Tous les historiens du timbre-poste ont adopté, avec des variantes, la charmante anecdote qu'on va lire, et c'est des faits qui y sont rapportés que, suivant ces historiens, serait née l’idée de l'affranchissement préalable, laquelle devait provoquer l’invention de la figurine postale.

Se promenant un jour dans la campagne écossaise, Rowland Hill, qui allait devenir postmaster general du Royaume-Uni, remarqua un facteur arrêté devant la barrière d'un pauvre cottage et tendant une lettre à une fraîche jeune fille.

Celle-ci prit la missive, en examina l'adresse avec attention, la tourna et la retourna plusieurs fois entre ses doigts, s’informa du port à payer. Lorsque le facteur lui eut fait connaître le chiffre de la taxe :

— Je suis trop pauvre, dit-elle, en baissant la tête tristement, pour pouvoir acquitter une telle somme !

Et, avec un gros soupir, elle rendit au facteur le pli qu’il apportait.

La philanthropie de Hill s'émut de cette détresse. Pensant que la lettre envoyée à la villageoise pouvait contenir des nouvelles d'une personne qui lui était chère, il offrit d'en régler lui-même le port. La jeune fille, cependant, ne crut pas devoir accepter cette offre obligeante. Ayant jeté un dernier coup d'œil sur la correspondance, elle congédia le facteur et rentra chez elle.

Rowland Hill, tout en poursuivant sa route, demeurait songeur. Ce refus l'intriguait visiblement. Revenu sur ses pas, il frappa à la porte du cottage, s'excusa de son indiscrétion et, à force d'insistance, obtint l'aveu de la vérité.

— Monsieur, confessa la jeune fille en rougissant, il n'y a rien d'écrit à l'intérieur de la lettre que vous avez vue et qui m'est adressée de Londres. Nous sommes si dénués d'argent, mon fiancé et moi, que nous avons dû trouver un moyen de correspondre sans dépenser un penny. De petits signes bien connus de nous deux, simplement tracés à l'extérieur d'un feuillet plié en forme de missive, nous suffisent pour nous comprendre, tout en nous dispensant de payer une taxe trop élevée pour notre maigre bourse.

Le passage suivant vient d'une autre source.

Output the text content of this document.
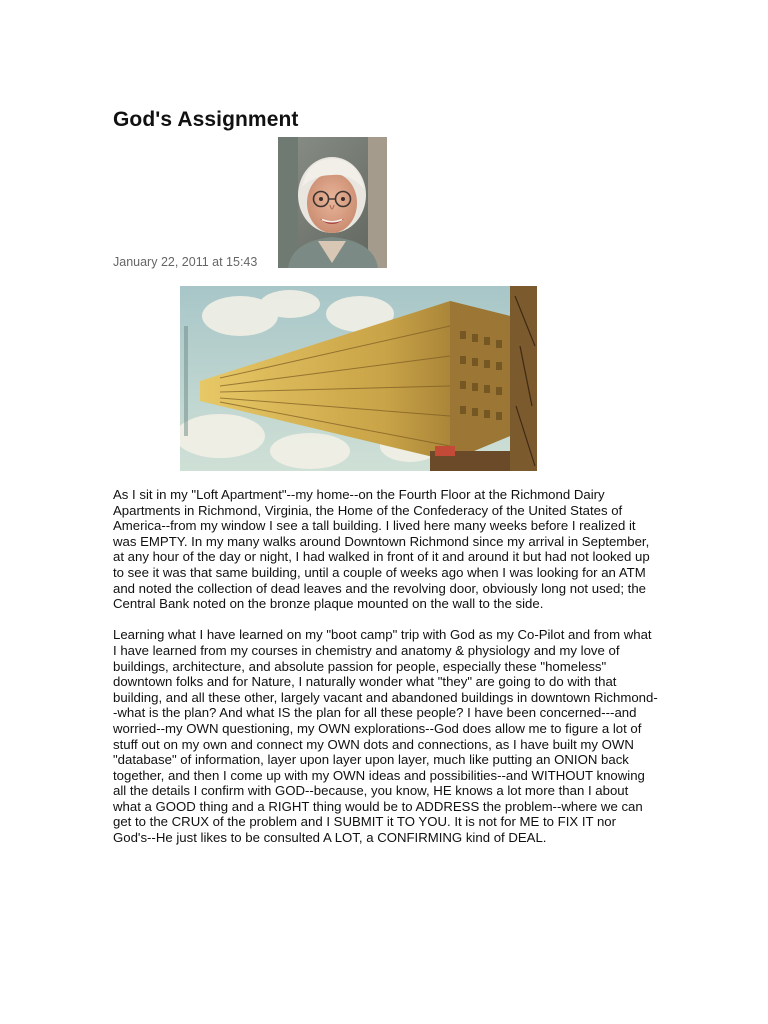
God's Assignment
January 22, 2011 at 15:43

As I sit in my "Loft Apartment"--my home--on the Fourth Floor at the Richmond Dairy Apartments in Richmond, Virginia, the Home of the Confederacy of the United States of America--from my window I see a tall building. I lived here many weeks before I realized it was EMPTY. In my many walks around Downtown Richmond since my arrival in September, at any hour of the day or night, I had walked in front of it and around it but had not looked up to see it was that same building, until a couple of weeks ago when I was looking for an ATM and noted the collection of dead leaves and the revolving door, obviously long not used; the Central Bank noted on the bronze plaque mounted on the wall to the side.

Learning what I have learned on my "boot camp" trip with God as my Co-Pilot and from what I have learned from my courses in chemistry and anatomy & physiology and my love of buildings, architecture, and absolute passion for people, especially these "homeless" downtown folks and for Nature, I naturally wonder what "they" are going to do with that building, and all these other, largely vacant and abandoned buildings in downtown Richmond--what is the plan? And what IS the plan for all these people? I have been concerned---and worried--my OWN questioning, my OWN explorations--God does allow me to figure a lot of stuff out on my own and connect my OWN dots and connections, as I have built my OWN "database" of information, layer upon layer upon layer, much like putting an ONION back together, and then I come up with my OWN ideas and possibilities--and WITHOUT knowing all the details I confirm with GOD--because, you know, HE knows a lot more than I about what a GOOD thing and a RIGHT thing would be to ADDRESS the problem--where we can get to the CRUX of the problem and I SUBMIT it TO YOU. It is not for ME to FIX IT nor God's--He just likes to be consulted A LOT, a CONFIRMING kind of DEAL.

Cette anecdote est ingénieuse. Elle apporte une preuve de la fraude à laquelle le coût exagéré des taxes postales, proportionnelles à la distance parcourue par les correspondances, incitait les usagers du Post-Office. Et elle entre dans le cadre de la documentation déjà recueillie par Hill, à l'appui de la démonstration qu'il prétendait faire de tels abus.

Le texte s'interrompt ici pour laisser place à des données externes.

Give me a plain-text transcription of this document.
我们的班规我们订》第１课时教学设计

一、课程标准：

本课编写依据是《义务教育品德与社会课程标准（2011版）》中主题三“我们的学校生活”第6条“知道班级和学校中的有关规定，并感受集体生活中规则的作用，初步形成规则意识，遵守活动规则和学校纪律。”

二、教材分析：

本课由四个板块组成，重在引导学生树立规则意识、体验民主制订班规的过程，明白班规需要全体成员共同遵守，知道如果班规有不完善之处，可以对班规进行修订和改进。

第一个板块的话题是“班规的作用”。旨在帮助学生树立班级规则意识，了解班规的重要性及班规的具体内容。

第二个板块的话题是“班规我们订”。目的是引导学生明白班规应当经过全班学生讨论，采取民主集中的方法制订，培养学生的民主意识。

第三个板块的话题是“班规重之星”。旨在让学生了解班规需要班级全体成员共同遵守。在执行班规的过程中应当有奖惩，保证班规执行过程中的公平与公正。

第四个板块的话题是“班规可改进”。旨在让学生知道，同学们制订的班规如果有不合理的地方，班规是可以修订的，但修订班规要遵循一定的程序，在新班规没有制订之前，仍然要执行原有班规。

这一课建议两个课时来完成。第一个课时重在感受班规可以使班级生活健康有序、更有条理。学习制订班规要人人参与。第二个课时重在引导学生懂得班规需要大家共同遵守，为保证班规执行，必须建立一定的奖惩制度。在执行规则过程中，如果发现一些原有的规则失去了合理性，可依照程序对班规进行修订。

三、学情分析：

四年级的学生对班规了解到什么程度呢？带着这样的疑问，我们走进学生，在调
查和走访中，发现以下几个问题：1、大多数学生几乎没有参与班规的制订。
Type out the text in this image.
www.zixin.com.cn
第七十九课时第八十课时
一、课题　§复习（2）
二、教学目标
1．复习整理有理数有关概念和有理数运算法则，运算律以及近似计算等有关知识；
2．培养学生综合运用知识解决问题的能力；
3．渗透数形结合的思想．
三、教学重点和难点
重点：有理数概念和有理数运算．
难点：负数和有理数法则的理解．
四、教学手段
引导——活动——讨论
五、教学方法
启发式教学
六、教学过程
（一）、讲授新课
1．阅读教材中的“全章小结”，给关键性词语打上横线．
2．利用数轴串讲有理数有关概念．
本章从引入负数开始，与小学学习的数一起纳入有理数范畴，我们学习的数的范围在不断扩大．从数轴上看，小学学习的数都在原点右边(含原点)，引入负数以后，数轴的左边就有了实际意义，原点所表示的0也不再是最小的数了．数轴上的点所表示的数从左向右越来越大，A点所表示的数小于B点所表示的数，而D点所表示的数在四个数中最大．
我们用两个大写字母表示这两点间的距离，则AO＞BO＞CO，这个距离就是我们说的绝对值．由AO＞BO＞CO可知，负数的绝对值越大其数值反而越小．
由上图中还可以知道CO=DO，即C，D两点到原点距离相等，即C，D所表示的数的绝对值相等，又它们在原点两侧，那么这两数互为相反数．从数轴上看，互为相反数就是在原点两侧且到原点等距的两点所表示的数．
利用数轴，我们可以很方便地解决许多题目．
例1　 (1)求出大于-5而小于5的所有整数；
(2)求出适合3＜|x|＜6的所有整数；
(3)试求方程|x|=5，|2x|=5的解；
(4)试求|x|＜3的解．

Mais, si vraisemblable qu'elle soit, elle est inexacte en ce qui concerne tout au moins la personnalité du témoin de la scène et confident de la jeune Ecossaise. Rowland Hill la dément d'ailleurs sur ce point lui-même dans ses Mémoires. C'est Coleridge qui en fut le véritable héros et à une date déjà un peu plus ancienne que celle de 1838, où on la situe habituellement.

Dans ses Lettres, conversations et souvenirs, le spirituel écrivain et poète fait le récit de son aventure. Selon lui, la lettre était adressée par un ouvrier londonien à sa mère, laquelle consentit à ce qu'il en acquittât le port et la décacheta ensuite en sa présence. Le pli n'était fait d'autre chose que d’un fin feuillet de papier blanc, vierge de toute correspondance. On sait comment se pratiquait cette dernière.

Il est intéressant de savoir comment, dans ce récit, à la personnalité de Coleridge se substitua, avec le temps, celle de Hill. C'est encore la lecture des Mémoires du postmaster general qui nous l'apprend.

Vers 1853, Miss Martineau, publiant une Histoire de 1’Angleterre par trente années de paix, reprenait, en quelques pages de son livre, le récit de Coleridge, qu'au gré de sa fantaisie elle modifiait légèrement, et dont Hill devenait le héros.

Quelles raisons avaient donc bien pu amener cet auteur peu respectueux de la vérité historique à choisir un personnage en tous points étranger à la plaisante aventure ?

On peut penser qu'au moment où Miss Martineau écrivit son ouvrage, Rowland Hill, depuis plus d'une dizaine d’années déjà, était l'illustre inventeur du timbre-poste. Peu importait alors à l'historien de créer une légende, si cette légende devait avoir la faveur du public.

Ce qui est certain, toutefois, c'est que Hill, en 1823 — il avait vingt-huit ans — avait été amené à faire un séjour dans l’Écosse des lacs, afin d'y rétablir une santé chancelante. Mais ses moyens, comme du reste ceux des siens, étaient à cette époque fort limités. Et c'est pour ne pas grever davantage le mince budget familial par de coûteux envois réguliers de nouvelles qu'il imagina un subterfuge devant lui permettre d'éviter de tels frais.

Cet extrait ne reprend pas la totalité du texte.